The LA Rams are currently in the three seed in the NFC playoff standings and if they win out, 12-4 would assure them of being at least that high, if not number one. My opinion is that 12-4 probably gets them the two-seed, but it really could go either way. Are “all the seeds other than the one” essentially the same under the new seven-teams-per-conference playoff format?
My opinion is that they are not all the same.
The LA Rams are 5-1 at home this season and 4-3 on the road. In a strange twist of expectations though, Jared Goff has four touchdowns and four interceptions in six home games and 14 touchdowns in seven road games. However, he also has seven interceptions on the road, but let’s not get overhyped on raw stats.
One interception came in San Francisco on fourth-and-goal late in the third quarter. The Rams trailed 21-9 and opted to go for it after Cooper Kupp had dropped a would-be touchdown on the previous play.
Goff had no choice but to attempt to throw a touchdown. There was no point to tuck it and move onto the next play and I think this is forgivable. If Kupp catches that pass, then Goff has 15 touchdowns and six interceptions on the road. Similarly, how important is it that five of those 15 touchdown passes by Goff were from the four-yard line or closer?
Goff has 97 more attempts on the road this season than he has at home. Looking at his total number of touchdowns and interceptions and comparing the splits without key context is only misleading. To yourself and others.
If you are going to cite Goff’s home/road splits, then you should also include how the opposing quarterbacks do against the Rams, not just how Goff performs. If it is so important how one team’s QB performs, then surely it is equally as important to pay attention to the other side.
This season, Los Angeles has allowed only one touchdown pass and three rushing touchdowns at SoFi Stadium. That’s four touchdowns allowed in six home games and we already knew that the strength of the Rams is their defense. The Rams also have seven interceptions at home.
When they’ve gone on the road, the LA Rams have allowed 13 passing touchdowns and seven rushing touchdowns, for a total of 20 offensive touchdowns in seven games. They have six interceptions away from SoFi.
The last time the Rams allowed a passing touchdown at home was 17 minutes and 36 seconds into the season, when Dak Prescott threw a 19-yard score to Ezekiel Elliott in the second quarter of Week 1.
The next six away QBs to throw a pass at SoFi have combined for zero touchdowns and seven interceptions and the highest passer rating among them is Jarrett Stidham’s 77.7 on seven attempts. Among the ones who had at least 30 attempts, Nick Mullens has a big lead at 77.3.
If the Rams wound up with a wild card spot instead of winning the NFC West, then they’d potentially have to go to Seattle in the divisional round. If we want to talk about QB splits, then Wilson’s is 24 TD, 4 INT at home and 12 TD, 8 INT on the road. In his two most recent road games against the Rams, he has no touchdowns and three picks.
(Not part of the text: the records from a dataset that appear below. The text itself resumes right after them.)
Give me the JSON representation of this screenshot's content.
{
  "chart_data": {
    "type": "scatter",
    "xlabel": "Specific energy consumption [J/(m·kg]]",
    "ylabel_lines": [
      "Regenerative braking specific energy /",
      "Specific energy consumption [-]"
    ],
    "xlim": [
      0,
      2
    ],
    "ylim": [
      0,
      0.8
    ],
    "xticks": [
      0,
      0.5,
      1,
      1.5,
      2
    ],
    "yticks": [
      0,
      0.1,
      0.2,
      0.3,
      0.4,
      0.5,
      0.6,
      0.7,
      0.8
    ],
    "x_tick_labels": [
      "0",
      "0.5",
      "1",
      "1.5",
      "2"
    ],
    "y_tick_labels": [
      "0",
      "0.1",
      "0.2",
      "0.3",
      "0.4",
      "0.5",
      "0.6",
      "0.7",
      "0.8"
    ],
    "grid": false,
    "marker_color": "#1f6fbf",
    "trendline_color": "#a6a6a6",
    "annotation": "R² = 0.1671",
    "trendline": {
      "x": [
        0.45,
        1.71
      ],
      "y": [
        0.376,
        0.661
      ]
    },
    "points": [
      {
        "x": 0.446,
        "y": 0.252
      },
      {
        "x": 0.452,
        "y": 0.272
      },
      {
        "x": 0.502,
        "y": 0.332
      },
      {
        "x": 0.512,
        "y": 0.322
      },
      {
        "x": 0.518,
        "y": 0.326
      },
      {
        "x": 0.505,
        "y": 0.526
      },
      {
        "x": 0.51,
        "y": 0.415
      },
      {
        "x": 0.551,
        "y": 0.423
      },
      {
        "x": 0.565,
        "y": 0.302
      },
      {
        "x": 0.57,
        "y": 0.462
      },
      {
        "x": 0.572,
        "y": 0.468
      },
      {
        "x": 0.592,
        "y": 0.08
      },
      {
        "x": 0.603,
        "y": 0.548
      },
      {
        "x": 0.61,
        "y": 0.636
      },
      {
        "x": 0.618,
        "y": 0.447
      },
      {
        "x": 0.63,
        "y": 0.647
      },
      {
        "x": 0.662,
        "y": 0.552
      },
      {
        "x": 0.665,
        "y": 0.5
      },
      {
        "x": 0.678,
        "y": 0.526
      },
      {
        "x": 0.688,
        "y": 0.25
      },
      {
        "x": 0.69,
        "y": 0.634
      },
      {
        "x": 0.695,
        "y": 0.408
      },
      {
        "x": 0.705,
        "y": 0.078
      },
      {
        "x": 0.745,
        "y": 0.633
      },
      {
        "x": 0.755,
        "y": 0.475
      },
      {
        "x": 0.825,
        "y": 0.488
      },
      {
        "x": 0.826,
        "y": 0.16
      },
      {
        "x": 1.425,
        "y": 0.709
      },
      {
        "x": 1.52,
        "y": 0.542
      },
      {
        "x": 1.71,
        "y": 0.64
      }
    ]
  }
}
In his two most recent home games against the Rams, he has seven touchdowns and no picks.
The Saints are 5-1 at home with that lone loss coming to Green Bay. They are 5-2 on the road, with losses to the Raiders and Eagles.
The Packers are 5-1 at home with a lone loss to the Minnesota Vikings. They are 5-2 on the road, with losses to the Bucs (by 28 points) and Colts (season-high four turnovers for a Green Bay team that is first in the NFL in turnovers).
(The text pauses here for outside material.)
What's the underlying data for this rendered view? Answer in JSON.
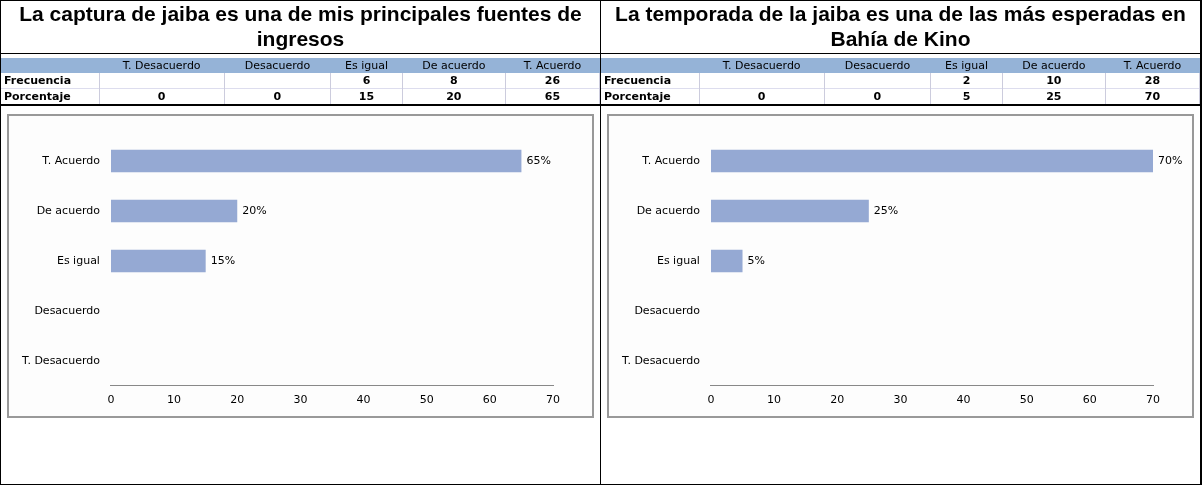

I can’t seem to find any reasonable argument for why LA would be okay with any seed, if it’s not going to be the one seed.
- The two seed would be guaranteed back-to-back home playoff games, so long as they win the wild card game. The two seed could find themselves hosting the winner of the NFC East or a wild card, including the Cardinals, Vikings or Bears, none of whom look like serious contenders to win more than a single playoff game if they make it in.
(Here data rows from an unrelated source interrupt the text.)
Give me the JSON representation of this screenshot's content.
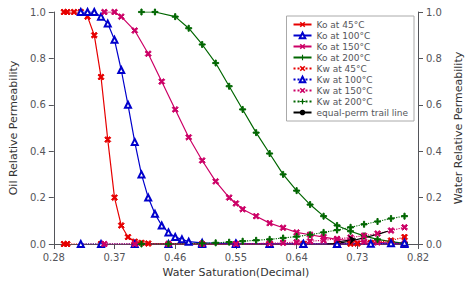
{
  "chart_data": {
    "type": "line",
    "xlabel": "Water Saturation(Decimal)",
    "ylabel": "Oil Relative Permeability",
    "y2label": "Water Relative Permeability",
    "xlim": [
      0.28,
      0.82
    ],
    "ylim": [
      0.0,
      1.0
    ],
    "y2lim": [
      0.0,
      1.0
    ],
    "xticks": [
      0.28,
      0.37,
      0.46,
      0.55,
      0.64,
      0.73,
      0.82
    ],
    "yticks": [
      {
        "value": 0.0,
        "label": "0.0"
      },
      0.2,
      0.4,
      0.6,
      0.8,
      {
        "value": 1.0,
        "label": "1.0"
      }
    ],
    "y2ticks": [
      {
        "value": 0.0,
        "label": "0.0"
      },
      0.2,
      0.4,
      0.6,
      0.8,
      {
        "value": 1.0,
        "label": "1.0"
      }
    ],
    "grid": false,
    "legend": "upper right",
    "series": [
      {
        "name": "Ko at 45°C",
        "color": "#e60000",
        "marker": "x",
        "line_style": "solid",
        "x": [
          0.295,
          0.3,
          0.31,
          0.32,
          0.33,
          0.34,
          0.35,
          0.36,
          0.37,
          0.38,
          0.39,
          0.4,
          0.41,
          0.42,
          0.5,
          0.6,
          0.7,
          0.8
        ],
        "values": [
          1.0,
          1.0,
          1.0,
          1.0,
          0.98,
          0.9,
          0.72,
          0.45,
          0.2,
          0.08,
          0.03,
          0.01,
          0.005,
          0.002,
          0.0,
          0.0,
          0.0,
          0.0
        ]
      },
      {
        "name": "Ko at 100°C",
        "color": "#0000cc",
        "marker": "triangle",
        "line_style": "solid",
        "x": [
          0.32,
          0.33,
          0.34,
          0.35,
          0.36,
          0.37,
          0.38,
          0.39,
          0.4,
          0.41,
          0.42,
          0.43,
          0.44,
          0.45,
          0.46,
          0.47,
          0.48,
          0.5,
          0.55,
          0.6,
          0.65,
          0.7,
          0.8
        ],
        "values": [
          1.0,
          1.0,
          1.0,
          0.98,
          0.95,
          0.88,
          0.75,
          0.6,
          0.44,
          0.3,
          0.2,
          0.13,
          0.08,
          0.05,
          0.03,
          0.02,
          0.01,
          0.005,
          0.002,
          0.001,
          0.0,
          0.0,
          0.0
        ]
      },
      {
        "name": "Ko at 150°C",
        "color": "#cc0066",
        "marker": "x",
        "line_style": "solid",
        "x": [
          0.355,
          0.37,
          0.38,
          0.4,
          0.42,
          0.44,
          0.46,
          0.48,
          0.5,
          0.52,
          0.54,
          0.55,
          0.56,
          0.58,
          0.6,
          0.62,
          0.64,
          0.66,
          0.68,
          0.7,
          0.72,
          0.74,
          0.76,
          0.78,
          0.8
        ],
        "values": [
          1.0,
          1.0,
          0.98,
          0.92,
          0.82,
          0.7,
          0.58,
          0.46,
          0.36,
          0.27,
          0.2,
          0.175,
          0.15,
          0.12,
          0.09,
          0.07,
          0.05,
          0.04,
          0.03,
          0.02,
          0.015,
          0.01,
          0.007,
          0.004,
          0.001
        ]
      },
      {
        "name": "Ko at 200°C",
        "color": "#006600",
        "marker": "plus",
        "line_style": "solid",
        "x": [
          0.41,
          0.43,
          0.46,
          0.48,
          0.5,
          0.52,
          0.54,
          0.56,
          0.58,
          0.6,
          0.62,
          0.64,
          0.66,
          0.68,
          0.7,
          0.72,
          0.74,
          0.76,
          0.78,
          0.8
        ],
        "values": [
          1.0,
          1.0,
          0.98,
          0.93,
          0.86,
          0.78,
          0.68,
          0.58,
          0.48,
          0.39,
          0.3,
          0.23,
          0.17,
          0.12,
          0.08,
          0.055,
          0.035,
          0.02,
          0.01,
          0.003
        ]
      },
      {
        "name": "Kw at 45°C",
        "color": "#e60000",
        "marker": "x",
        "line_style": "dotted",
        "axis": "y2",
        "x": [
          0.295,
          0.3,
          0.35,
          0.4,
          0.45,
          0.5,
          0.55,
          0.6,
          0.65,
          0.7,
          0.72,
          0.73,
          0.75,
          0.78,
          0.8
        ],
        "values": [
          0.0,
          0.0,
          0.0,
          0.0,
          0.0,
          0.0,
          0.0,
          0.0,
          0.0,
          0.0,
          0.001,
          0.002,
          0.005,
          0.015,
          0.03
        ]
      },
      {
        "name": "Kw at 100°C",
        "color": "#0000cc",
        "marker": "triangle",
        "line_style": "dotted",
        "axis": "y2",
        "x": [
          0.32,
          0.35,
          0.4,
          0.45,
          0.5,
          0.55,
          0.6,
          0.65,
          0.7,
          0.75,
          0.78,
          0.8
        ],
        "values": [
          0.0,
          0.0,
          0.0,
          0.0,
          0.0,
          0.0,
          0.0,
          0.0,
          0.0,
          0.001,
          0.003,
          0.005
        ]
      },
      {
        "name": "Kw at 150°C",
        "color": "#cc0066",
        "marker": "x",
        "line_style": "dotted",
        "axis": "y2",
        "x": [
          0.355,
          0.4,
          0.45,
          0.5,
          0.55,
          0.6,
          0.62,
          0.64,
          0.66,
          0.68,
          0.7,
          0.72,
          0.74,
          0.76,
          0.78,
          0.8
        ],
        "values": [
          0.0,
          0.0,
          0.0,
          0.0,
          0.0,
          0.003,
          0.005,
          0.008,
          0.012,
          0.016,
          0.022,
          0.028,
          0.036,
          0.045,
          0.058,
          0.072
        ]
      },
      {
        "name": "Kw at 200°C",
        "color": "#006600",
        "marker": "plus",
        "line_style": "dotted",
        "axis": "y2",
        "x": [
          0.41,
          0.45,
          0.5,
          0.52,
          0.54,
          0.56,
          0.58,
          0.6,
          0.62,
          0.64,
          0.66,
          0.68,
          0.7,
          0.72,
          0.74,
          0.76,
          0.78,
          0.8
        ],
        "values": [
          0.0,
          0.0,
          0.003,
          0.005,
          0.008,
          0.012,
          0.016,
          0.02,
          0.026,
          0.032,
          0.04,
          0.05,
          0.06,
          0.072,
          0.085,
          0.097,
          0.11,
          0.12
        ]
      },
      {
        "name": "equal-perm trail line",
        "color": "#000000",
        "line_style": "solid",
        "x": [
          0.685,
          0.695,
          0.705,
          0.715,
          0.725,
          0.735,
          0.745,
          0.755,
          0.765,
          0.775
        ],
        "values": [
          0.0,
          0.002,
          0.005,
          0.01,
          0.016,
          0.023,
          0.03,
          0.038,
          0.046,
          0.055
        ]
      }
    ],
    "arrow": {
      "from": [
        0.7,
        0.008
      ],
      "to": [
        0.728,
        0.022
      ]
    }
  }
}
- The three seed would host a playoff game and then if the two seed does happen to lose, would host a divisional round playoff game. This has never been possible before but now a three seed can host a divisional round game. Hosting the Bucs in the first round then hosting the Cardinals in the second round would seem preferable to going on the road to face the Packers or Seahawks or Saints in the first round, then going on the road to face the Packers or Seahawks or Saints in the second round. It’s possible the three seed could host the Bucs, then still have to go to Green Bay or New Orleans (or Los Angeles), but winning the division allows for the possibility of getting to stay at home in round two.
And we’ve seen that the Rams have continued to do what many-thousands of NFL games have already proven: there is a homefield advantage.